I had become uneasy about the weather. It was all sunshine again, and though our first goat was irretrievably gone, we had the afternoon before us. Nevertheless, when I suggested we should spend it in taking the shoes off the horses, so they might be able to walk homeward without falling in the snow, T—— thought it our best plan. We wanted to find a bunch of goats now, nannies and kids, as well as billies. It had been plain that these ridges here contained very few, and those all hermits; males who from age, or temperament, or disappointment in love, had retired from society, and were spending the remainder of their days in a quiet isolation and whatever is the goat equivalent for reading Horace. It was well enough to have begun with these philosophers, but I wanted new specimens.

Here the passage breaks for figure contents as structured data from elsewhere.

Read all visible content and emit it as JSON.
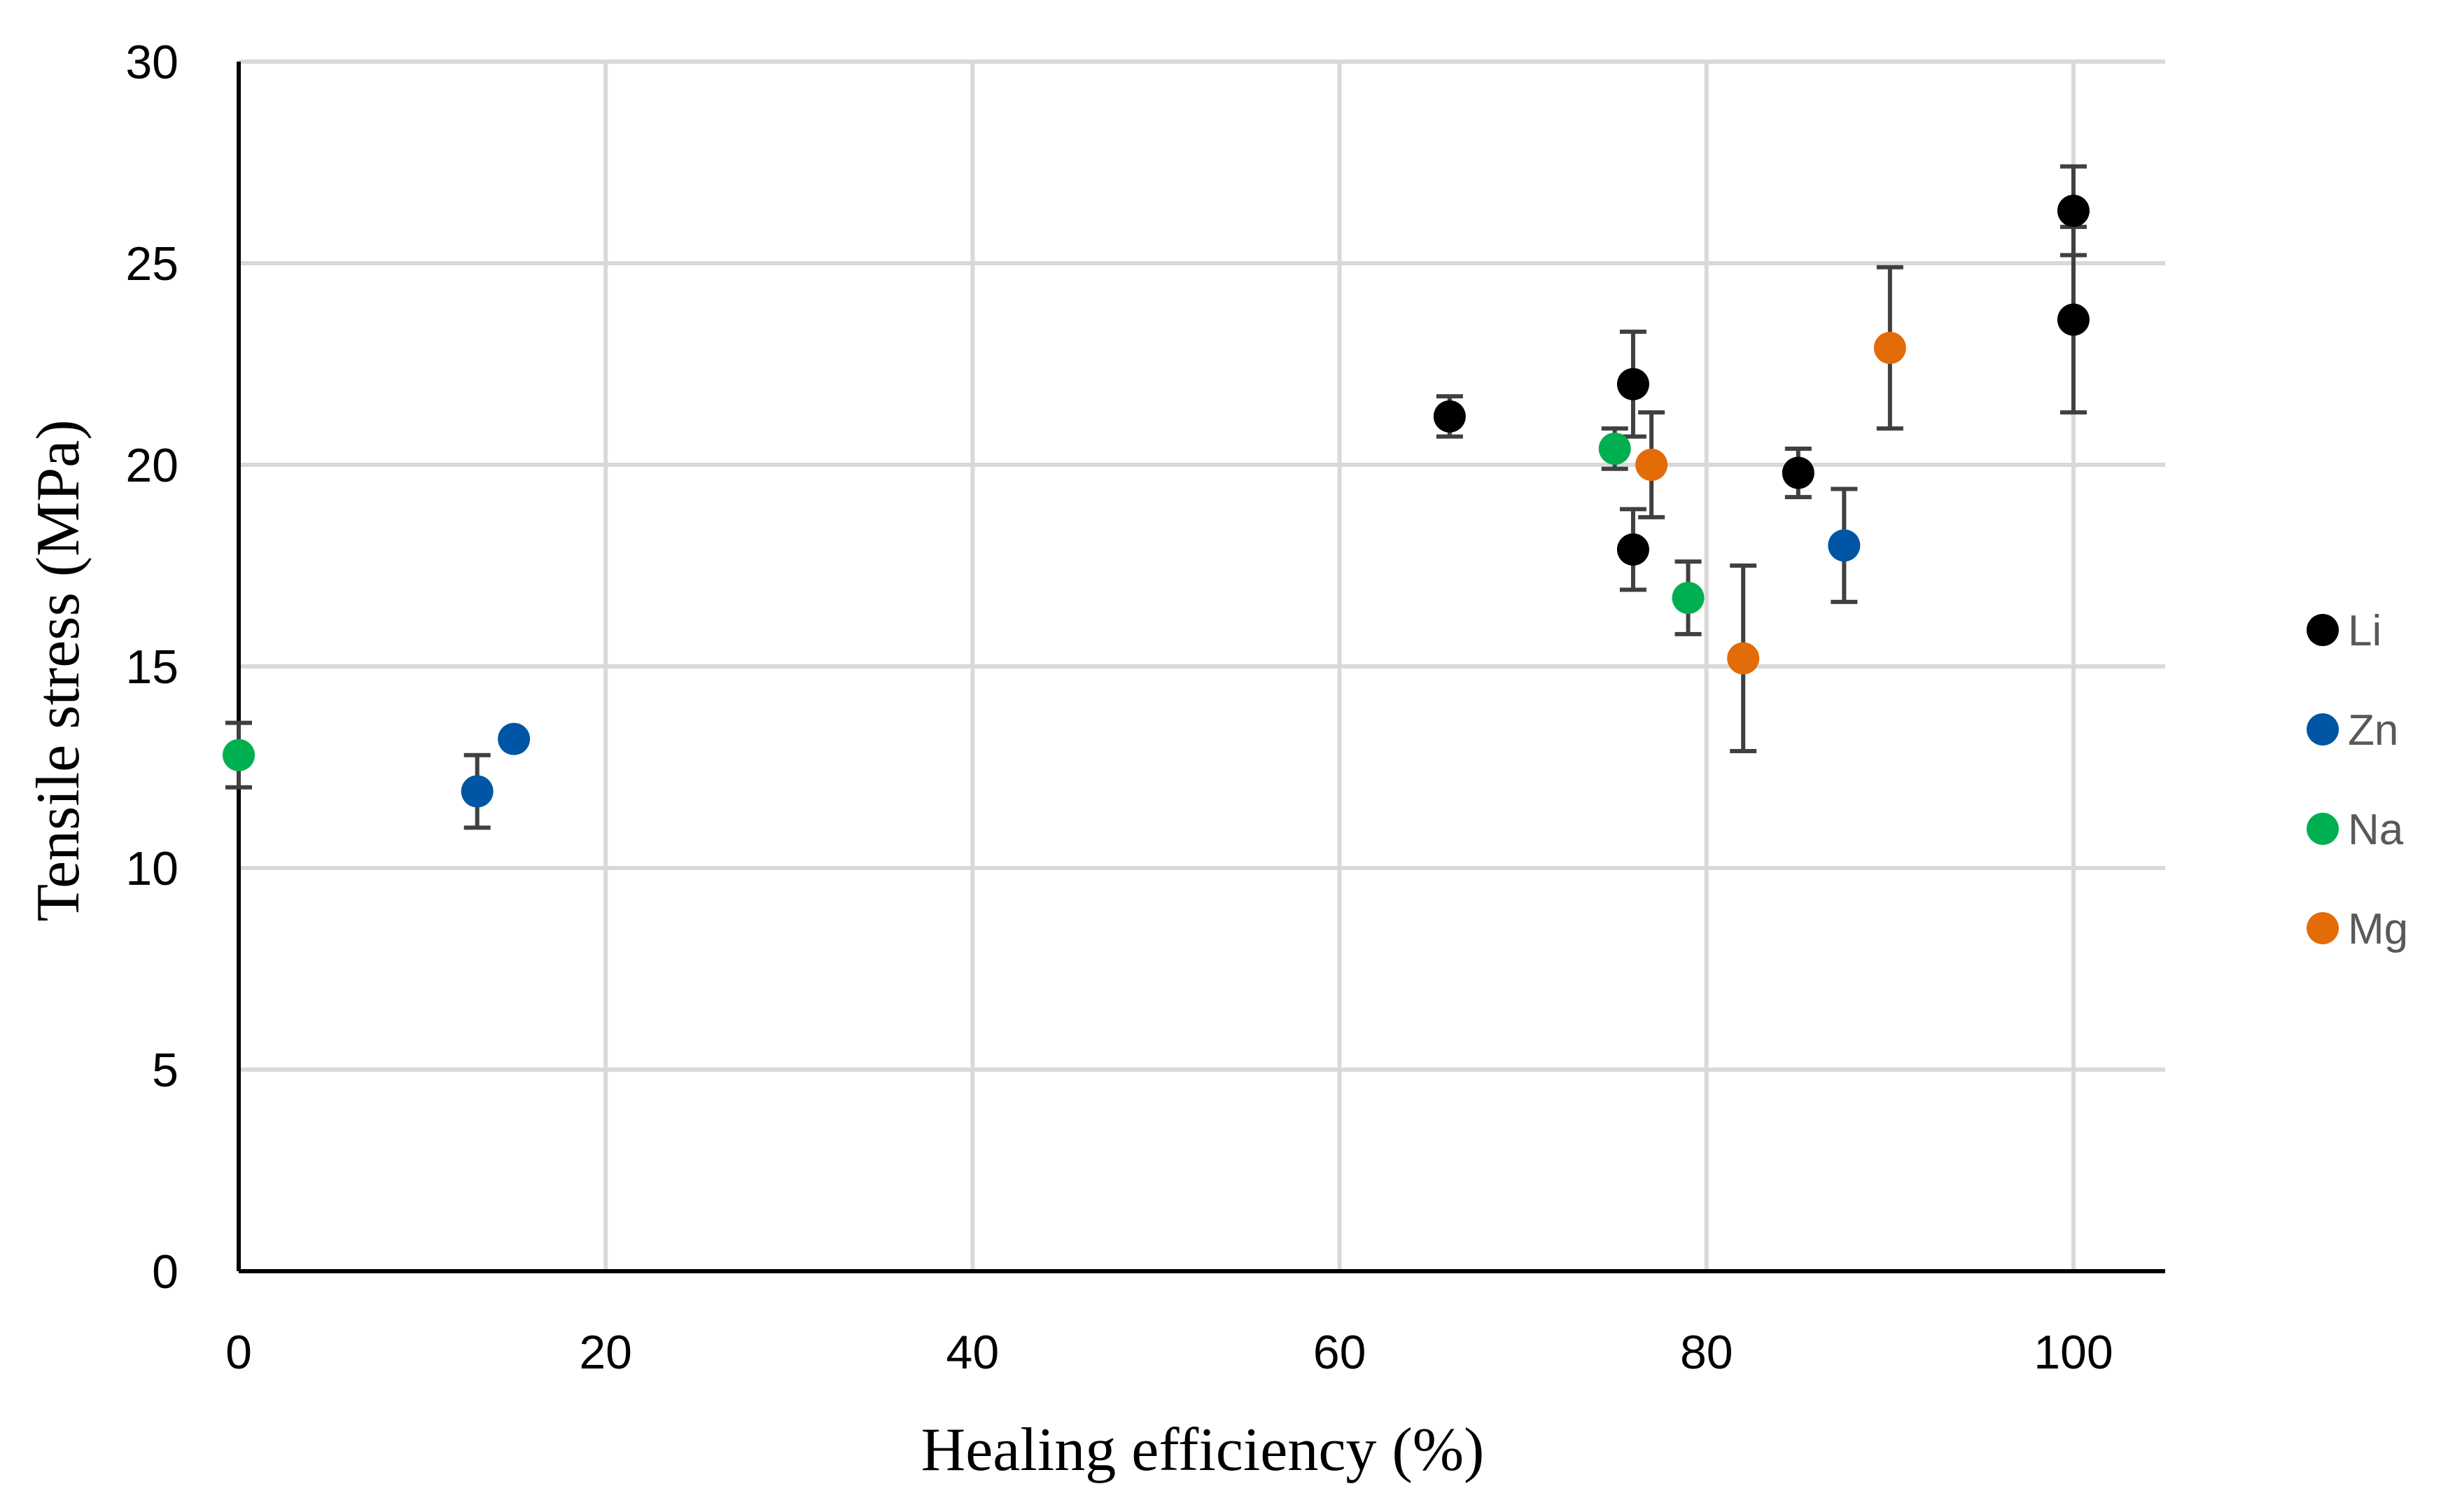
{
  "chart_data": {
    "type": "scatter",
    "title": "",
    "xlabel": "Healing efficiency (%)",
    "ylabel": "Tensile stress (MPa)",
    "xlim": [
      0,
      105
    ],
    "ylim": [
      0,
      30
    ],
    "xticks": [
      0,
      20,
      40,
      60,
      80,
      100
    ],
    "yticks": [
      0,
      5,
      10,
      15,
      20,
      25,
      30
    ],
    "grid": true,
    "legend_position": "right",
    "series": [
      {
        "name": "Li",
        "color": "#000000",
        "points": [
          {
            "x": 66,
            "y": 21.2,
            "err": 0.5
          },
          {
            "x": 76,
            "y": 22.0,
            "err": 1.3
          },
          {
            "x": 76,
            "y": 17.9,
            "err": 1.0
          },
          {
            "x": 85,
            "y": 19.8,
            "err": 0.6
          },
          {
            "x": 100,
            "y": 26.3,
            "err": 1.1
          },
          {
            "x": 100,
            "y": 23.6,
            "err": 2.3
          }
        ]
      },
      {
        "name": "Zn",
        "color": "#0055a4",
        "points": [
          {
            "x": 13,
            "y": 11.9,
            "err": 0.9
          },
          {
            "x": 15,
            "y": 13.2,
            "err": 0
          },
          {
            "x": 87.5,
            "y": 18.0,
            "err": 1.4
          }
        ]
      },
      {
        "name": "Na",
        "color": "#00b050",
        "points": [
          {
            "x": 0,
            "y": 12.8,
            "err": 0.8
          },
          {
            "x": 75,
            "y": 20.4,
            "err": 0.5
          },
          {
            "x": 79,
            "y": 16.7,
            "err": 0.9
          }
        ]
      },
      {
        "name": "Mg",
        "color": "#e36c09",
        "points": [
          {
            "x": 77,
            "y": 20.0,
            "err": 1.3
          },
          {
            "x": 82,
            "y": 15.2,
            "err": 2.3
          },
          {
            "x": 90,
            "y": 22.9,
            "err": 2.0
          }
        ]
      }
    ]
  }
}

We were not too soon. A new storm had set in by next morning, and the unshod horses made their journey down the mountain, a most odious descent for man and beast, in the sliding snow. But down on the Twispt it was yet only autumn, with no snow at all. This was a Monday, the 7th of November, and we made haste to the Forks, where I stopped a night to read a large, accumulated mail, and going on at once, overtook my outfit, which had preceded me on the day before.